In-Feed Native Advertising: Best Practices for Publishers
In Feed native advertising is the best known native ad format. They are ads inserted into the newsfeeds and timelines (in feed social), product listings (in feed commerce) or content boards (in feed content) of prominent apps. Crucially, they fit the form and function, whilst benefitting from large audiences of app users.
But which platforms offer in feed mobile native adverts? And as a publisher, how can you develop your apps to maximize in feed opportunities? We examine the flag bearers running in feed adverts to highlight best practices.
Facebook In Feed Native Advertising
Facebook in-feed adverts are the best known within the mobile advertising business. These native ads populate the Facebook feed and generate multi billion dollar revenues. Being versatile and effective, they are suitable for a variety of purposes ranging from acquisition to retargeting.
The key to Facebook’s success with these adverts is the quality of the targeting. Advertisers are able to leverage the enormous amount of data provided by Facebook’s billion strong user base, allowing them to target users precisely by demographic information, geographical data, interests, device type and more.
Combined with the myriad of formats available to developers, including single images, carousels of images and autoplay video, Facebook’s in feed adverts are currently best-in-class and essential to advertisers looking for in feed solutions.

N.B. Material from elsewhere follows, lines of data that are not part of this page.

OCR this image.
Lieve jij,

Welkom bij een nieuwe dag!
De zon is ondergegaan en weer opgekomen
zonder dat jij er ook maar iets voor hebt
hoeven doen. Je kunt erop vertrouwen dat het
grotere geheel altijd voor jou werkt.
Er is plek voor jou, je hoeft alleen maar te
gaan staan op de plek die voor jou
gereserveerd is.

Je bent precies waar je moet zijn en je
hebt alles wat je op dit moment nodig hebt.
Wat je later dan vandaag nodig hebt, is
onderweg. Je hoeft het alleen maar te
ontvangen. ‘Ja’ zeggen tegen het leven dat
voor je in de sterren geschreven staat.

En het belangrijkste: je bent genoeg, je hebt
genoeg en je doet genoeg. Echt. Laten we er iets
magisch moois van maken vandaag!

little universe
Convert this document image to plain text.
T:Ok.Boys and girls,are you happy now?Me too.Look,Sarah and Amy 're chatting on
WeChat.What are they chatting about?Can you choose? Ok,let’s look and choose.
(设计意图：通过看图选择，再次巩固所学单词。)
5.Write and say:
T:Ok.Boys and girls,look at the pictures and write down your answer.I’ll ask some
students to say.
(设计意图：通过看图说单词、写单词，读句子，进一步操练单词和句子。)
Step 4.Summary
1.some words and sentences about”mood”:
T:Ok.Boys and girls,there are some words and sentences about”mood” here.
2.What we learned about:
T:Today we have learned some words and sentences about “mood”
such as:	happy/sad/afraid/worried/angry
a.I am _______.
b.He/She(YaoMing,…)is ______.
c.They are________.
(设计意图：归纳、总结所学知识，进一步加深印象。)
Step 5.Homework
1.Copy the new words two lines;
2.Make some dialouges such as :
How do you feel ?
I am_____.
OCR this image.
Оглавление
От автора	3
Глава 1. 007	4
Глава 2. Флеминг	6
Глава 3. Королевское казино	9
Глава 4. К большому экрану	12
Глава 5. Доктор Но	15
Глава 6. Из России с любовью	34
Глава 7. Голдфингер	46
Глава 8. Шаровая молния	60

Top Tip: The more data you collect, the better the targeting options you can provide for advertisers. With greater targeting potential, advertisers are able to benefit from increased segmentation, and accordingly, this space can be sold for a higher premium.
Instagram In Feed Native Advertising
The arrival of adverts on Instagram has come as an offshoot of Facebook’s efforts. Opening up in the middle of last year to selected advertisers, and rolled out globally to advertisers in Fall 2015, the platform benefits greatly from the close connection to its parent company.
Boasting the same targeting options like Facebook and similar formatting options, anyone using Instagram’s tools will feel at home if they’ve run just a handful of Facebook ad campaigns.
The differences between the platforms come in the audience and creative. Instagram’s audience is smaller, at over 400m users. The high standard of image posts on the site and the creative ingenuity of its users mean that advertisers have to raise their game to ensure their adverts are perceived well. Despite the lower number of users, it’s a promising platform and certainly worth investigating.
Top Tip: Consider users when designing the type of advertising inventory in your app. In the case of Instagram, users expect strong graphical content, so the rule should be to match the UI of the ad space to user expectations.
Twitter In Feed Native Advertising
Twitter offers a different proposition compared to Facebook and Instagram. Though the card based creative approach seen in the Twitter feed is similar to that of its rivals, the nature of the platform means that advertising copy and behavior need to adapt accordingly.
The obvious requirement for creative adaptation is the 140 character limit, which essentially drops to 117 characters limit when a link is added. Copy should to be punchy, to the point and contain relevant hashtags to maximize the potential social reach of the native ads.
It’s also important to adapt to the real-time nature of the platform. Twitter usage is all about the here and now; it’s about users engaging with it at a certain moment within a certain context. Therefore, you need to market for the moment – rather than the product alone. Plus, with Twitter ads now including images and video, you can also utilize these elements in your in-feed advertising.
Top Tip: Consider the timing of when users will interact with the advertising inventory in your app. If the interaction is short, the sizing of your ad space should reflect this.
Pinterest In Feed Native Advertising
The smallest of the platforms in this list, with 100m monthly users, Pinterest’s platform also boasts one thing that none of the other in feed platforms have: Apple approval.
Promoted pins, an offshoot of the platform’s Rich Pins options, allow advertisers to create adverts featuring supplementary information (such as an app store link or a map) and promote them to a wider audience.
One big positive for mobile marketers is the low cost potential of Pinterest. Companies with large Pinterest followings can simply use Rich Pins for free and reach out to consumers without paying. And considering the “App Pin” programme on the site only came into existence after Apple partnership in 2015, Pinterest is one of the few platforms to boast the Cupertino seal of approval.
The biggest problem when it comes to Pinterest advertising is its pricing plans. Only offering CPC or CPM advertising, it lacks the precision and security offered by its CPI toting rivals. Furthermore, its targeting options feel limited, creating the necessity for a fit between your product or app and the platform’s majority female audience.
Top Tip: Consider integration with other platforms when designing your ad space. Pinterest’s integration with supplementary platforms, like maps, can improve the advertising experience and ultimately the UX of your app.